Exiles included Michele Burlamacchi (1532-1590), Benedetto Calandrini, Pompeo Diodati, Michele Burlamacchi and his wife Chiara Calandrini, Teodoro Diodati (1573-1650) who studied medicine in Leiden, and moved to England, where he became a member of the Royal College of Physicians in 1616. Among Teodoro’s patients was Prince Henry, the heir to the British throne and a brilliant young man.
Prince Henry lived at Charlton House in the borough of Greenwich, London with his tutor Adam Newton but sadly died of typhoid fever aged only 18, a real tragedy for the nation.
It’s thus that his younger, less intelligent brother Charles became heir to the throne (and I think we all know what happened to him….).

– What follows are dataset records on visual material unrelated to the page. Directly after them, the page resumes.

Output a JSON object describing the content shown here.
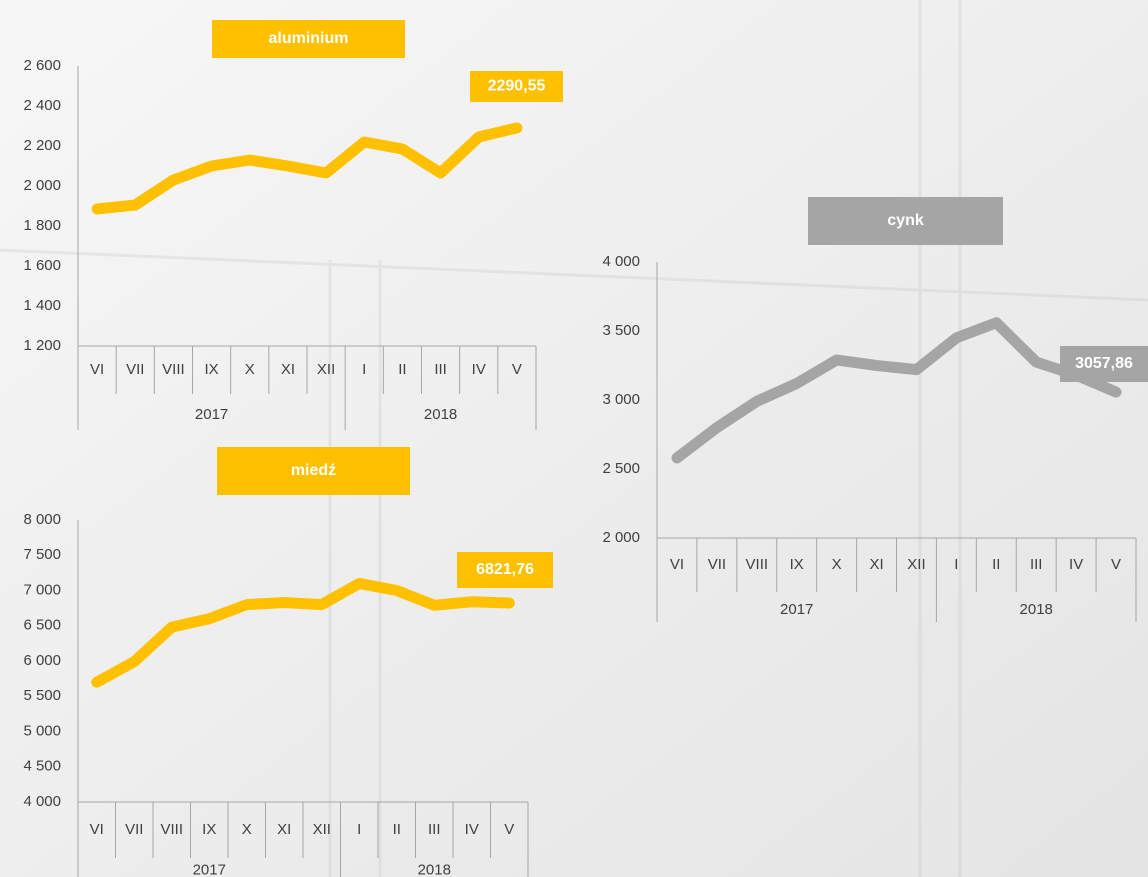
{
  "chart_data": [
    {
      "type": "line",
      "title": "aluminium",
      "categories": [
        "VI",
        "VII",
        "VIII",
        "IX",
        "X",
        "XI",
        "XII",
        "I",
        "II",
        "III",
        "IV",
        "V"
      ],
      "groups": [
        {
          "name": "2017",
          "count": 7
        },
        {
          "name": "2018",
          "count": 5
        }
      ],
      "series": [
        {
          "name": "aluminium",
          "color": "#FFC000",
          "values": [
            1885,
            1905,
            2030,
            2100,
            2130,
            2100,
            2065,
            2220,
            2185,
            2065,
            2245,
            2290.55
          ],
          "value_labels": [
            null,
            null,
            null,
            null,
            null,
            null,
            null,
            null,
            null,
            null,
            null,
            "2290,55"
          ]
        }
      ],
      "ylim": [
        1200,
        2600
      ],
      "yticks": [
        {
          "value": 1200,
          "label": "1 200"
        },
        {
          "value": 1400,
          "label": "1 400"
        },
        {
          "value": 1600,
          "label": "1 600"
        },
        {
          "value": 1800,
          "label": "1 800"
        },
        {
          "value": 2000,
          "label": "2 000"
        },
        {
          "value": 2200,
          "label": "2 200"
        },
        {
          "value": 2400,
          "label": "2 400"
        },
        {
          "value": 2600,
          "label": "2 600"
        }
      ],
      "grid": false
    },
    {
      "type": "line",
      "title": "miedź",
      "categories": [
        "VI",
        "VII",
        "VIII",
        "IX",
        "X",
        "XI",
        "XII",
        "I",
        "II",
        "III",
        "IV",
        "V"
      ],
      "groups": [
        {
          "name": "2017",
          "count": 7
        },
        {
          "name": "2018",
          "count": 5
        }
      ],
      "series": [
        {
          "name": "miedź",
          "color": "#FFC000",
          "values": [
            5700,
            5990,
            6480,
            6600,
            6800,
            6830,
            6800,
            7100,
            7000,
            6790,
            6840,
            6821.76
          ],
          "value_labels": [
            null,
            null,
            null,
            null,
            null,
            null,
            null,
            null,
            null,
            null,
            null,
            "6821,76"
          ]
        }
      ],
      "ylim": [
        4000,
        8000
      ],
      "yticks": [
        {
          "value": 4000,
          "label": "4 000"
        },
        {
          "value": 4500,
          "label": "4 500"
        },
        {
          "value": 5000,
          "label": "5 000"
        },
        {
          "value": 5500,
          "label": "5 500"
        },
        {
          "value": 6000,
          "label": "6 000"
        },
        {
          "value": 6500,
          "label": "6 500"
        },
        {
          "value": 7000,
          "label": "7 000"
        },
        {
          "value": 7500,
          "label": "7 500"
        },
        {
          "value": 8000,
          "label": "8 000"
        }
      ],
      "grid": false
    },
    {
      "type": "line",
      "title": "cynk",
      "categories": [
        "VI",
        "VII",
        "VIII",
        "IX",
        "X",
        "XI",
        "XII",
        "I",
        "II",
        "III",
        "IV",
        "V"
      ],
      "groups": [
        {
          "name": "2017",
          "count": 7
        },
        {
          "name": "2018",
          "count": 5
        }
      ],
      "series": [
        {
          "name": "cynk",
          "color": "#A5A5A5",
          "values": [
            2580,
            2800,
            2990,
            3120,
            3290,
            3250,
            3220,
            3450,
            3560,
            3275,
            3180,
            3057.86
          ],
          "value_labels": [
            null,
            null,
            null,
            null,
            null,
            null,
            null,
            null,
            null,
            null,
            null,
            "3057,86"
          ]
        }
      ],
      "ylim": [
        2000,
        4000
      ],
      "yticks": [
        {
          "value": 2000,
          "label": "2 000"
        },
        {
          "value": 2500,
          "label": "2 500"
        },
        {
          "value": 3000,
          "label": "3 000"
        },
        {
          "value": 3500,
          "label": "3 500"
        },
        {
          "value": 4000,
          "label": "4 000"
        }
      ],
      "grid": false
    }
  ]
}
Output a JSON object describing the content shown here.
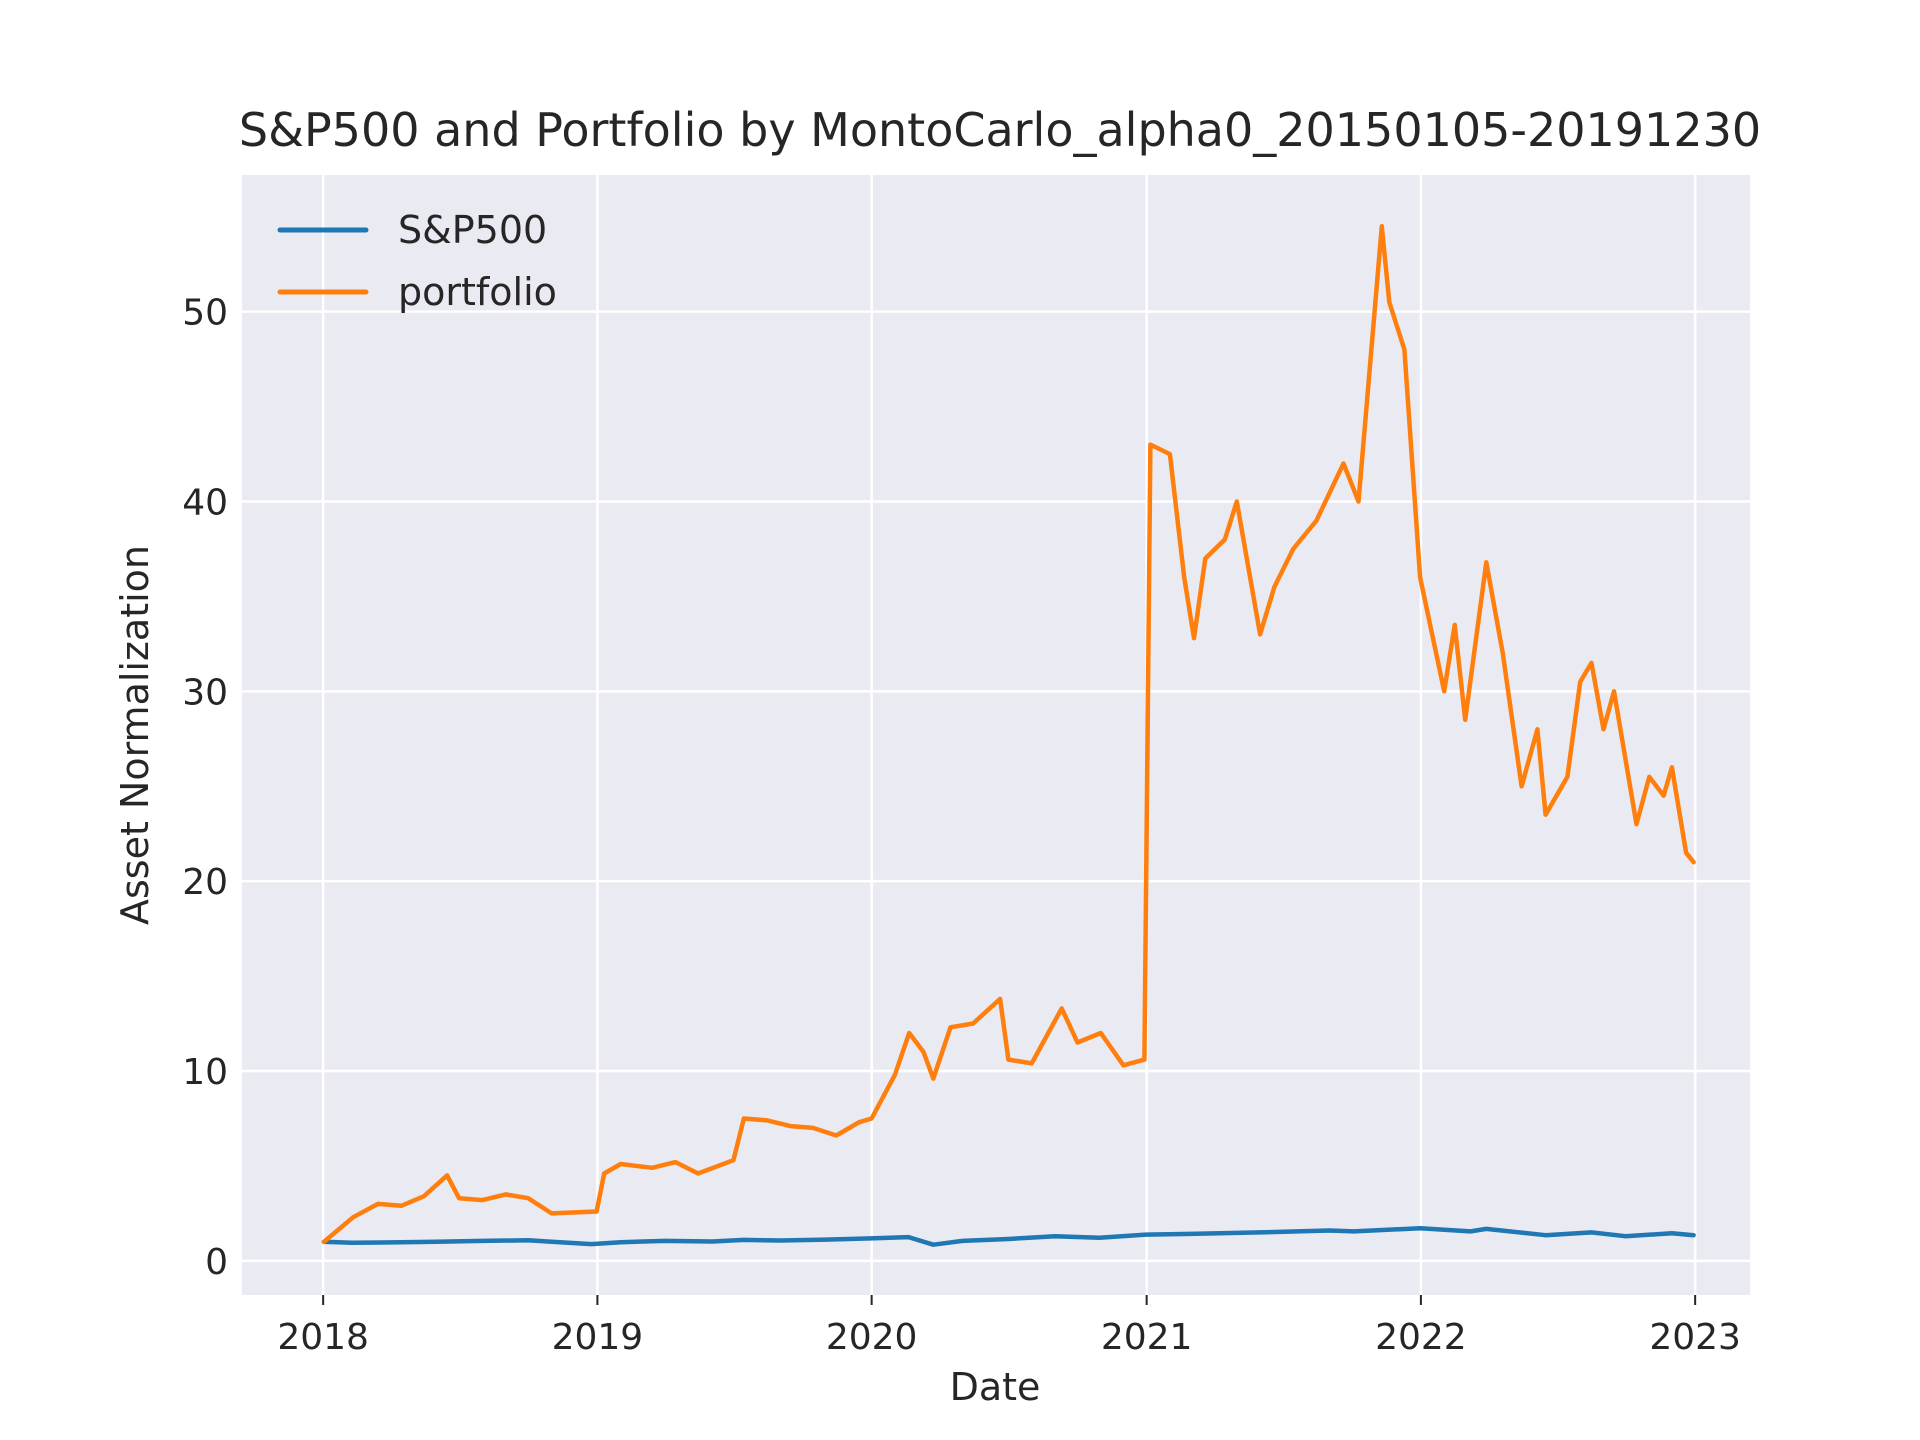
{
  "chart_data": {
    "type": "line",
    "title": "S&P500 and Portfolio by MontoCarlo_alpha0_20150105-20191230",
    "xlabel": "Date",
    "ylabel": "Asset Normalization",
    "x_ticks": [
      "2018",
      "2019",
      "2020",
      "2021",
      "2022",
      "2023"
    ],
    "y_ticks": [
      "0",
      "10",
      "20",
      "30",
      "40",
      "50"
    ],
    "xlim": [
      "2017-09-15",
      "2023-03-15"
    ],
    "ylim": [
      -1.8,
      57.2
    ],
    "grid": true,
    "legend_position": "top-left",
    "background_color": "#eaeaf2",
    "series": [
      {
        "name": "S&P500",
        "color": "#1f77b4",
        "points": [
          [
            "2018-01-02",
            1.0
          ],
          [
            "2018-02-08",
            0.95
          ],
          [
            "2018-04-02",
            0.97
          ],
          [
            "2018-06-01",
            1.0
          ],
          [
            "2018-08-01",
            1.05
          ],
          [
            "2018-10-01",
            1.08
          ],
          [
            "2018-11-01",
            1.0
          ],
          [
            "2018-12-24",
            0.88
          ],
          [
            "2019-02-01",
            0.98
          ],
          [
            "2019-04-01",
            1.05
          ],
          [
            "2019-06-03",
            1.02
          ],
          [
            "2019-07-15",
            1.1
          ],
          [
            "2019-09-02",
            1.07
          ],
          [
            "2019-11-01",
            1.12
          ],
          [
            "2019-12-31",
            1.18
          ],
          [
            "2020-02-19",
            1.25
          ],
          [
            "2020-03-23",
            0.85
          ],
          [
            "2020-05-01",
            1.05
          ],
          [
            "2020-07-01",
            1.15
          ],
          [
            "2020-09-01",
            1.3
          ],
          [
            "2020-10-30",
            1.22
          ],
          [
            "2020-12-31",
            1.38
          ],
          [
            "2021-03-01",
            1.42
          ],
          [
            "2021-06-01",
            1.5
          ],
          [
            "2021-09-01",
            1.6
          ],
          [
            "2021-10-04",
            1.55
          ],
          [
            "2021-12-31",
            1.72
          ],
          [
            "2022-03-08",
            1.55
          ],
          [
            "2022-03-29",
            1.68
          ],
          [
            "2022-06-16",
            1.35
          ],
          [
            "2022-08-16",
            1.5
          ],
          [
            "2022-09-30",
            1.3
          ],
          [
            "2022-12-01",
            1.45
          ],
          [
            "2022-12-30",
            1.35
          ]
        ]
      },
      {
        "name": "portfolio",
        "color": "#ff7f0e",
        "points": [
          [
            "2018-01-02",
            1.0
          ],
          [
            "2018-01-20",
            1.6
          ],
          [
            "2018-02-10",
            2.3
          ],
          [
            "2018-03-15",
            3.0
          ],
          [
            "2018-04-15",
            2.9
          ],
          [
            "2018-05-15",
            3.4
          ],
          [
            "2018-06-15",
            4.5
          ],
          [
            "2018-07-01",
            3.3
          ],
          [
            "2018-08-01",
            3.2
          ],
          [
            "2018-09-01",
            3.5
          ],
          [
            "2018-10-01",
            3.3
          ],
          [
            "2018-11-01",
            2.5
          ],
          [
            "2018-12-31",
            2.6
          ],
          [
            "2019-01-10",
            4.6
          ],
          [
            "2019-02-01",
            5.1
          ],
          [
            "2019-03-15",
            4.9
          ],
          [
            "2019-04-15",
            5.2
          ],
          [
            "2019-05-15",
            4.6
          ],
          [
            "2019-07-01",
            5.3
          ],
          [
            "2019-07-15",
            7.5
          ],
          [
            "2019-08-15",
            7.4
          ],
          [
            "2019-09-15",
            7.1
          ],
          [
            "2019-10-15",
            7.0
          ],
          [
            "2019-11-15",
            6.6
          ],
          [
            "2019-12-15",
            7.3
          ],
          [
            "2020-01-01",
            7.5
          ],
          [
            "2020-02-01",
            9.8
          ],
          [
            "2020-02-20",
            12.0
          ],
          [
            "2020-03-10",
            11.0
          ],
          [
            "2020-03-23",
            9.6
          ],
          [
            "2020-04-15",
            12.3
          ],
          [
            "2020-05-15",
            12.5
          ],
          [
            "2020-06-20",
            13.8
          ],
          [
            "2020-07-01",
            10.6
          ],
          [
            "2020-08-01",
            10.4
          ],
          [
            "2020-09-10",
            13.3
          ],
          [
            "2020-10-01",
            11.5
          ],
          [
            "2020-11-01",
            12.0
          ],
          [
            "2020-12-01",
            10.3
          ],
          [
            "2020-12-29",
            10.6
          ],
          [
            "2021-01-06",
            43.0
          ],
          [
            "2021-02-01",
            42.5
          ],
          [
            "2021-02-20",
            36.0
          ],
          [
            "2021-03-05",
            32.8
          ],
          [
            "2021-03-20",
            37.0
          ],
          [
            "2021-04-15",
            38.0
          ],
          [
            "2021-05-01",
            40.0
          ],
          [
            "2021-06-01",
            33.0
          ],
          [
            "2021-06-20",
            35.5
          ],
          [
            "2021-07-15",
            37.5
          ],
          [
            "2021-08-15",
            39.0
          ],
          [
            "2021-09-20",
            42.0
          ],
          [
            "2021-10-10",
            40.0
          ],
          [
            "2021-11-10",
            54.5
          ],
          [
            "2021-11-20",
            50.5
          ],
          [
            "2021-12-10",
            48.0
          ],
          [
            "2021-12-31",
            36.0
          ],
          [
            "2022-02-01",
            30.0
          ],
          [
            "2022-02-15",
            33.5
          ],
          [
            "2022-03-01",
            28.5
          ],
          [
            "2022-03-29",
            36.8
          ],
          [
            "2022-04-20",
            32.0
          ],
          [
            "2022-05-15",
            25.0
          ],
          [
            "2022-06-05",
            28.0
          ],
          [
            "2022-06-16",
            23.5
          ],
          [
            "2022-07-15",
            25.5
          ],
          [
            "2022-08-01",
            30.5
          ],
          [
            "2022-08-16",
            31.5
          ],
          [
            "2022-09-01",
            28.0
          ],
          [
            "2022-09-15",
            30.0
          ],
          [
            "2022-10-15",
            23.0
          ],
          [
            "2022-11-01",
            25.5
          ],
          [
            "2022-11-20",
            24.5
          ],
          [
            "2022-12-01",
            26.0
          ],
          [
            "2022-12-20",
            21.5
          ],
          [
            "2022-12-30",
            21.0
          ]
        ]
      }
    ]
  }
}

Another Lucchese, Giovanni Diodati (1576-1649), became a Protestant theologian, professor of linguistics, and the translator of the Bible in Italian and French. Giovanni’s translation of the Bible in Italian stands comparison with England’s own King James Version in the beauty of its language and that fact that it is still used in church services today. Indeed, only four years separate the Italian translation (1607) from the English one (1611).
We were privileged to meet a great evangelical leader and scholar, former pastor of the Waldensian church in Lucca, Domenico Maselli , at a conference he participated in on that powerful mediaeval countess, Matilda, the lady who ordered the building of our famous devil’s bridge. (See https://longoio2.wordpress.com/2015/11/15/borgo-a-mozzanos-matilde/ for more on this and Maselli who regretfully died the following year).
In Lucca’s via Galli-Tassi there’s an evangelical Valdensian church with a very active congregation. A friend, who also directs a choir I sing in, is organist at this church.
There also used to be substantial numbers of Waldensians in the hills above Barga, especially at Piastroso and Renaio. They were protected by an old edict which stated that anyone living above 700 metres was free to practice whatever faith they wished.
Today, the mountain congregations have all but disappeared through emigration but every year, in July, the Waldensian evangelical community elsewhere meet up at the local inn in Renaio, called’ Il Mostrico’, for an ‘al fresco’ lunch, a prayer meeting and a talk about their community.
I turned up, by chance, towards the end of this year’s Renaio gathering and was impressed by the welcome I received and the beauty of the spot.
In the nearby school there was an exhibition of photographs depicting aspects of the group. How much history, how many ‘mute inglorious Miltons’ must there be in these evocative photographs!
The principal message of the Waldensian sectors is the oft stated but all too often disregarded one that ‘God is Love.’
It’s both an easy and a difficult message to follow. Words like ‘tolerance’, ‘forgiveness’, ‘apology’, all too often remain in one’s mind rather than in one’s actions.
I felt that both the Old Catholic recusants of England and Italy’s Waldensians must have survived to this day principally because they had the strength to forgive those who perpetrated the terrible persecutions they suffered in the past and because they were able to apologise for the persecutors before God himself.
I wish we all had the same power to forgive and forget. It would make the world such a better place!